One of the earliest protests I put on My London Diary was a march in Wood Green to Tottenham Police Station organised by Movement For Justice on 22nd January 2000, and two years ago I posted come of the black and white images from this on this site in a post Marching For Justice.

March against police racism

At the time as well as working on black and white film I was also taking pictures with a consumer digital camera, the Fuji 2.2 Mp MX-2700. It had a fixed 35mm equivalent lens and was probably the best consumer digital of the time, though obviously rather limited.

March against police racism

The protest was organised by the Movement for Justice and the Lindo Campaign. Delroy Lindo started a campaign ofter his friend Winston Silcott was wrongly imprisoned for the murder of PC Keith Blakelock during the 1985 Broadwater Farm riots. The Winston Silcott Defence Campaign played an important part getting Silcott acquitted and released. Silcott had been convicted with two other men despite not being anywhere near where the murder took place.

Two police officers were later tried for fabricating evidence but were acquitted, despite the evidence against them. They had picked on Silcott because of his record and fabricated confessions by the three men.

Silcott was chosen because of his record and because the police could find no evidence over the murder of one of their officers. Six years earlier he had been acquitted in another murder trial and sentenced to six months after a nightclub brawl. When Blakelock was savagely killed he was on bail on another murder charge, for which he spent 18 years in jail after the jury did not believe that he had killed a night club bouncer in self-defence.

Later Silcott, much to the obvious disgust of the BBC and many politicians was awarded £17,000 compensation for wrongful conviction and a further £50,000 in an out-of-court settlement of his civil case for malicious prosecution.

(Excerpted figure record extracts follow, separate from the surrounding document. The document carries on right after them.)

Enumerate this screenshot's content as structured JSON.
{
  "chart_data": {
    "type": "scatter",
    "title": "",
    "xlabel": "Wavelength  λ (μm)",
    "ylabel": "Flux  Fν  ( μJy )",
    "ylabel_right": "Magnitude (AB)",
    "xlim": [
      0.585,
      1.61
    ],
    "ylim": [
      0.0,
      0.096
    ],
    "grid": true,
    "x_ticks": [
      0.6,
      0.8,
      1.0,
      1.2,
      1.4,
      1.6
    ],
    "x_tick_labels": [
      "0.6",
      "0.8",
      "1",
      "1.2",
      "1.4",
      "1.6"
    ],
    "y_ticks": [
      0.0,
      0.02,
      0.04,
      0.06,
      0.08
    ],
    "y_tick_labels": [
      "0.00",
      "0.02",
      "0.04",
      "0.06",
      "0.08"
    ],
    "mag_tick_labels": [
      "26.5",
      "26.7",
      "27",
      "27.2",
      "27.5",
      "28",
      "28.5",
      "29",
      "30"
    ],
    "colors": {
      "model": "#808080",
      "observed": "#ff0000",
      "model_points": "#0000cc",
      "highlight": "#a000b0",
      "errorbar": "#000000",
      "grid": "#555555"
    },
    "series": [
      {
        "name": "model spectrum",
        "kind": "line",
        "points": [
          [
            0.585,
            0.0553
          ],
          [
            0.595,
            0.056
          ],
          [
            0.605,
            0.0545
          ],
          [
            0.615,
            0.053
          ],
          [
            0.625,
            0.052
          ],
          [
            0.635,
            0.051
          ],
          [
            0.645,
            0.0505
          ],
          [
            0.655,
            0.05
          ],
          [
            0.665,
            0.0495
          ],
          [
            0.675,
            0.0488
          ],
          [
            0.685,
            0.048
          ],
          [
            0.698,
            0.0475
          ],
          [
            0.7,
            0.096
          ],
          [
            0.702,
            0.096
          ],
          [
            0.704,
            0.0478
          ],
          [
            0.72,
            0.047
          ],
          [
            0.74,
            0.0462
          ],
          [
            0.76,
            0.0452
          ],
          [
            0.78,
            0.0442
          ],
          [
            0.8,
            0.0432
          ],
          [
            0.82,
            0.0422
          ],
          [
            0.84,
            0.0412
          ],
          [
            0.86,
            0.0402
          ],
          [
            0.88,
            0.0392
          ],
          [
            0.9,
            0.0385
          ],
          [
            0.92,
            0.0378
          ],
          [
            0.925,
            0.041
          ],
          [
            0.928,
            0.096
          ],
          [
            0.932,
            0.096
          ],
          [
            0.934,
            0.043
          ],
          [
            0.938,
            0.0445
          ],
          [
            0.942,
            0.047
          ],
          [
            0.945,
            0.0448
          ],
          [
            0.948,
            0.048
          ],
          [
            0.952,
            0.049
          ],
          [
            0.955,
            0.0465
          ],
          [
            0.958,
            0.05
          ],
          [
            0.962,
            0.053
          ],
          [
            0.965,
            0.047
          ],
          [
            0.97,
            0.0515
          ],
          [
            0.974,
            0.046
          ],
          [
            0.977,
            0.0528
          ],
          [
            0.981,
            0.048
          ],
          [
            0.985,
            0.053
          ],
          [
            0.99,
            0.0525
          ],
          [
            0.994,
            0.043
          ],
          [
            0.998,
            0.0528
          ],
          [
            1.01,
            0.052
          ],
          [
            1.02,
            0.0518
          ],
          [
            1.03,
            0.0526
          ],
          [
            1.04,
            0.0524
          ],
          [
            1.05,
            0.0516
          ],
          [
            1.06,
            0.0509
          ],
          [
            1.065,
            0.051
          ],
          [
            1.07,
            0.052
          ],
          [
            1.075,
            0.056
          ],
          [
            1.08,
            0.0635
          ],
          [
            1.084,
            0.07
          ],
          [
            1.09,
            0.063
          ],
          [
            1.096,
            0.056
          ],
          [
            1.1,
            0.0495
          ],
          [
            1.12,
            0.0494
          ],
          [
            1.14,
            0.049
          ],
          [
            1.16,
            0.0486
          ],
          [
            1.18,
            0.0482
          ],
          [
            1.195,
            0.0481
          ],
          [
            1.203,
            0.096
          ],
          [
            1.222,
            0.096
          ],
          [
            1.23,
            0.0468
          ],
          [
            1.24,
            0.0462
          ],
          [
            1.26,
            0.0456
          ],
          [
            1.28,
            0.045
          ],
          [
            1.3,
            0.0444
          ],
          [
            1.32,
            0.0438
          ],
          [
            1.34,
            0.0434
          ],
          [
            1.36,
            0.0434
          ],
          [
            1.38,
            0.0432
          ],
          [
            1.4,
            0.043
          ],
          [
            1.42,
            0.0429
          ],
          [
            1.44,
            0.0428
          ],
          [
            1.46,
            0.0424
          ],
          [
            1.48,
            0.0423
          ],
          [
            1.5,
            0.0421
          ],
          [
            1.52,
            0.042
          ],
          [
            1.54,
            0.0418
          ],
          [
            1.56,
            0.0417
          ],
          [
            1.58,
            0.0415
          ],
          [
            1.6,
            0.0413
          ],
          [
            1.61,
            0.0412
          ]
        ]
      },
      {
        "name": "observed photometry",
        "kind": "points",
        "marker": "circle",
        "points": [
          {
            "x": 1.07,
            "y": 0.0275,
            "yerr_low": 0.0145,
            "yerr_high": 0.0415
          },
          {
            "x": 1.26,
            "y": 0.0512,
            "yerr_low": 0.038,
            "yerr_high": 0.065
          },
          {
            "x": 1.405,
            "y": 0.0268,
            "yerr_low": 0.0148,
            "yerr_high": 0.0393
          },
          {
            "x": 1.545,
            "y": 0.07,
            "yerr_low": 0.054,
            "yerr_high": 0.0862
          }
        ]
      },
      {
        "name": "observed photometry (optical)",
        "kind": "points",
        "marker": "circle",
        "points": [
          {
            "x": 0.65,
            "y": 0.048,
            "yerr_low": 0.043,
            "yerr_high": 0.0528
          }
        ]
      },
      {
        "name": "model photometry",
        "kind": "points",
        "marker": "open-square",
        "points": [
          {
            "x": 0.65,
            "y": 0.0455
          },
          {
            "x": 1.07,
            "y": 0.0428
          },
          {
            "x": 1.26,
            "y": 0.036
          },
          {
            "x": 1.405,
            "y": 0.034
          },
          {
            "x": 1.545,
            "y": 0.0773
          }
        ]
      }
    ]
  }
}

Lindo and his wife were harassed by police after they began to campaign over the imprisonment of Silcott and other cases including the killing of Roger Sylvester and the harassment of Duwayne Brooks, a friend of Stephen Lawrence who had been with him when he was murdered in 1993. Instead of treating him as a witness, they treated him as a suspect and he suffered severe post-traumatic stress disorder.

Police arrested Brooks after he took part in an anti-racist march against the British National Party following the murder. and he was charged but the judge dismissed the case. Later he sued the Met Police and was awarded £100,000 compensation. The treatment of Brooks and the parents and other friends of Stephen Lawrence played an important role in the Macpherson report that concluded the Metropolitan Police Force was “institutionally racist“.

Roger Sylvester lived in Tottenham and worked for a drop-in mental health centre. He had suffered some mental health problems himself some years earlier and in January 1999 was detained outside of his home, under section 136 of the Mental Health Act 1983. Eight police officers restrained him “for his own safety” and took him to St Ann’s Hospital were he was further restrained, going limp after 20 minutes. An inquest jury found his death was caused by being restrained for too long in the wrong position, without sufficient medical attention, but their verdict was overturned and a judge replaced it with an open verdict.

Recent event have shown that the force remained a safe space for racists, misogynists and rapists, although of course many police officers are trying hard to do an honest and necessary job. It remains to be seen if the current head of London’s Metropolitan Police Service, Sir Mark Rowley, will be any more successful than his predecessors in turning the force around.

Back on the original post about the event there are six pictures, four in black and white and two colour. I took many more in black and white but very few have been digitised.